While scientists have been been wary of the effects of warm deep ocean water on ice shelves, the study highlighted the effects of surface ocean water, heated by the sun, on these natural structures.
"The stability of ice shelves is generally thought to be related to their exposure to warm deep ocean water, but we've found that solar heated surface water also plays a crucial role in melting ice shelves," study co-author Craig Stewart from New Zealand's National Institute of Water and Atmospheric Research (NIWA) said.
NASA's Operation IceBridge photographs the landscape after a successful survey of sea ice in the Ross Sea.
Ice shelves — formed by glaciers and ice sheets floating on the ocean’s surface, while still attached to land — are important for the surrounding environment as they can keep glaciers in place and slow the melting process. These glaciers “feed” the ice shelves, acting as building blocks that link together to create and add to the large mass.

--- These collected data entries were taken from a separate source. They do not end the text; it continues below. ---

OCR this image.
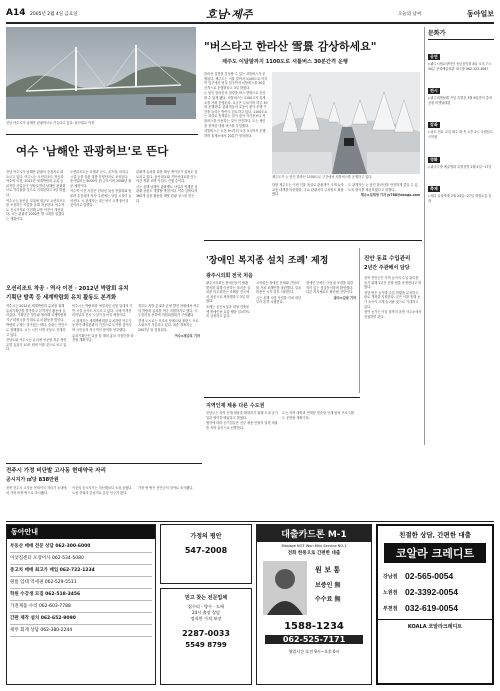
A14 2005년 2월 4일 금요일	호남·제주	오늘의 날씨	동아일보
전남 여수시가 남해안 관광허브로 거듭나고 있다. 돌산대교 야경
"버스타고 한라산 雪景 감상하세요"
제주도 이달말까지 1100도로 셔틀버스 30분간격 운행

한라산 설경을 감상할 수 있는 셔틀버스가 운행된다. 제주도는 이달 말까지 1100도로 어리목 입구에서 영실 입구까지 셔틀버스를 30분 간격으로 운행한다고 3일 밝혔다.

눈 덮인 한라산의 절경을 버스 창밖으로 감상할 수 있게 됐다. 셔틀버스는 1100고지 휴게소를 거쳐 운행된다. 요금은 무료이며 하루 30회 운행한다. 관광객들의 호응이 좋아 운행 기간을 늘리는 방안도 검토하고 있다. 1100도로는 폭설로 통제되는 일이 잦아 자가용보다 셔틀버스를 이용하는 것이 안전하다. 도는 체인을 장착한 대형 버스를 투입했다.

셔틀버스는 오전 9시부터 오후 5시까지 운행하며 휴게소에서 20분간 정차한다.

제주도가 눈 덮인 한라산 1100도로 구간에서 셔틀버스를 운행하고 있다.

한편 제주도는 이번 겨울 폭설로 관광객이 크게 늘자 교통 대책을 마련했다. 주요 관광지의 주차장도 확충했다.

도 관계자는 눈 덮인 한라산을 안전하게 즐길 수 있도록 편의를 제공하겠다고 말했다.

제주=임재영 기자 jy788@donga.com

문화가
공연
▷광주시립교향악단 신년음악회 8일 오후 7시 30분 문화예술회관 대극장 062-123-4567
전시
▷광주비엔날레 기념 특별전 3월 6일까지 중외공원 비엔날레관
강좌
▷남도 민요 교실 매주 화·목 오후 2시 국립남도국악원
영화
▷광주극장 예술영화 특별상영 2월 4일~17일
축제
▷제주 들불축제 2월 24일~27일 새별오름 일대
여수 '남해안 관광허브'로 뜬다

전남 여수시가 남해안 관광의 중심지로 떠오르고 있다. 여수시는 오션리조트 착공과 여수역 이전, 2012년 세계박람회 유치 등 굵직한 사업들이 잇따르면서 남해안 관광허브로 자리잡을 것으로 기대된다고 3일 밝혔다.

여수시는 돌산읍 일대에 대규모 오션리조트를 조성하는 사업을 올해 착공한다. 여수역도 신시가지로 이전해 교통 여건이 개선된다. 시는 관광객 1000만 명 시대를 열겠다는 계획이다.

오션리조트는 호텔과 콘도, 골프장, 마리나 시설 등을 갖춘 복합 휴양단지로 조성된다. 총사업비는 5000억 원 규모이며 2008년 완공 예정이다.

여수역 이전 사업은 전라선 복선 전철화와 맞물려 추진되며 역사 주변에는 상업 시설이 들어선다. 시 관계자는 접근성이 크게 좋아질 것이라고 말했다.

관광객 유치를 위한 해상 케이블카 설치도 검토되고 있다. 돌산대교와 거북선대교를 잇는 야간 경관 조명 사업도 진행 중이다.

시는 올해 남해안 관광벨트 사업과 연계한 섬 관광 상품도 개발할 방침이다. 여수 앞바다의 365개 섬을 활용한 해양 관광 코스를 만든다.

오션리조트 착공 · 역사 이전 · 2012년 박람회 유치
기획단 발족 등 세계박람회 유치 활동도 본격화

여수시는 2012년 세계박람회 유치를 위해 유치기획단을 발족하고 본격적인 활동에 들어갔다. 기획단은 정부와 협력해 국제박람회기구 회원국을 상대로 유치 활동을 벌인다.

박람회 주제는 살아있는 바다, 숨쉬는 연안으로 정해졌다. 시는 시민 서명 운동도 전개하고 있다.

전남도와 여수시는 유치에 성공할 경우 생산 유발 효과가 10조 원에 이를 것으로 보고 있다.

여수시는 박람회장 예정지인 신항 일대의 기반 시설 공사도 서두르고 있다. 국제 여객선 터미널과 전시 시설이 들어설 예정이다.

시 관계자는 세계박람회를 유치하면 여수가 동북아 해양관광의 거점으로 도약할 것이라며 시민들의 적극적인 참여를 당부했다.

유치기획단은 다음 달 해외 홍보 사절단을 파견할 계획이다.

정부도 지방 분권과 균형 발전 차원에서 여수의 박람회 유치를 적극 지원하기로 했다. 국무총리실 산하에 지원위원회가 구성됐다.

경쟁 도시로는 모로코 탕헤르와 폴란드 브로츠와프가 거론되고 있다. 최종 개최지는 2007년 말 결정된다.

여수=정승호 기자

'장애인 복지종 설치 조례' 제정
광주시의회 전국 처음

광주시의회는 장애인들이 생활 편의를 위해 이용하는 복지종 설치를 의무화하는 조례를 전국에서 처음으로 제정했다고 3일 밝혔다.

조례는 공공시설과 대형 건축물에 장애인용 호출 벨을 설치하도록 규정하고 있다.

시의회는 장애인 단체와 간담회를 거쳐 조례안을 마련했다. 설치 비용은 시가 일부 지원한다.

시는 올해 시범 사업을 거쳐 내년부터 본격 시행한다.

장애인 단체는 이동권 보장을 위한 의미 있는 첫걸음이라며 환영했다. 다른 지자체로도 확산될 전망이다.

광주=김권 기자

진안 동료 수입관리
2년간 주관해서 담당

전북 진안군은 지역 농가의 수입 관리를 돕기 위해 2년간 전담 팀을 운영한다고 밝혔다.

전담 팀은 농가별 수입 현황을 분석하고 판로 개척을 지원한다. 군은 이를 통해 농가 소득이 크게 늘어날 것으로 기대하고 있다.

참여 농가는 이달 말까지 읍면 사무소에서 신청하면 된다.

지역인재 채용 다른 수도권

전남도는 지역 인재 채용을 확대하기 위해 도내 공기업과 협약을 맺었다고 밝혔다.

협약에 따라 공기업들은 신규 채용 인원의 일정 비율을 지역 출신으로 선발한다.

도는 지역 대학과 연계한 맞춤형 인재 양성 프로그램도 운영할 계획이다.

전주시 가정 비단발 고사동 현대약국 자리
공시지가 ㎡당 838만원

전북 전주시 고사동 현대약국 자리가 도내에서 가장 비싼 땅으로 조사됐다.

이곳의 공시지가는 지난해보다 소폭 올랐다. 도심 상권의 중심지로 유동 인구가 많다.

가장 싼 땅은 진안군의 임야로 조사됐다.

동아안내
부동산 매매 전문 상담 062-300-6000
이삿짐센터 포장이사 062-534-5080
중고차 매매 최고가 매입 062-722-1234
원룸 임대 역세권 062-529-5511
학원 수강생 모집 062-518-3456
가전제품 수리 062-603-7788
간판 제작 설치 062-652-9090
세무 회계 상담 062-380-2244
가정의 평안
547-2008
믿고 찾는 전문업체
집수리 · 방수 · 도배
24시 출장 상담
정직한 가격 보장
2287-0033
5549 8799
대출카드론 M-1
Manage NOT Won Mini Service NO.1
전화 한통으로 간편한 대출
원 보 통
보증인 無
수수료 無
1588-1234
062-525-7171
영업시간 오전 9시~오후 6시
친절한 상담, 간편한 대출
코알라 크레디트
강남점 02-565-0054
노원점 02-3392-0054
부천점 032-619-0054
KOALA 코알라크레디트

"Previous studies have shown that when ice shelves collapse, the feeding glaciers can speed up by a factor or two or three," co-author Dr. Poul Christoffersen from Cambridge's Scott Polar Research Institute said.
Though the impact of warming surface water on ice shelves is a new discovery for scientists, the thawing of the world’s glaciers due to global warming has been a growing concern for much of the 21st century.
The emission of greenhouse gases, like carbon dioxide, nitrous oxide, and methane — caused by human activity — has largely contributed to the rise in the Earth’s surface temperature. The glaciers of the Garhwal Himalaya and Mount Kilimanjaro are just two of the areas most affected by climate change, with over 80% of the latter having liquified since 1912.
And while the Ross Ice Shelf continues to hold firm compared to others in Antarctica, the recent study does bring forth deeper concerns over rising sea levels. While smaller ice shelves are melting 100-200 times faster than larger ones, the bigger issue is the fact that the disintegration of larger ice shelves could cause sea levels to rise “several metres or more” in the future, according to the British Antarctic Survey.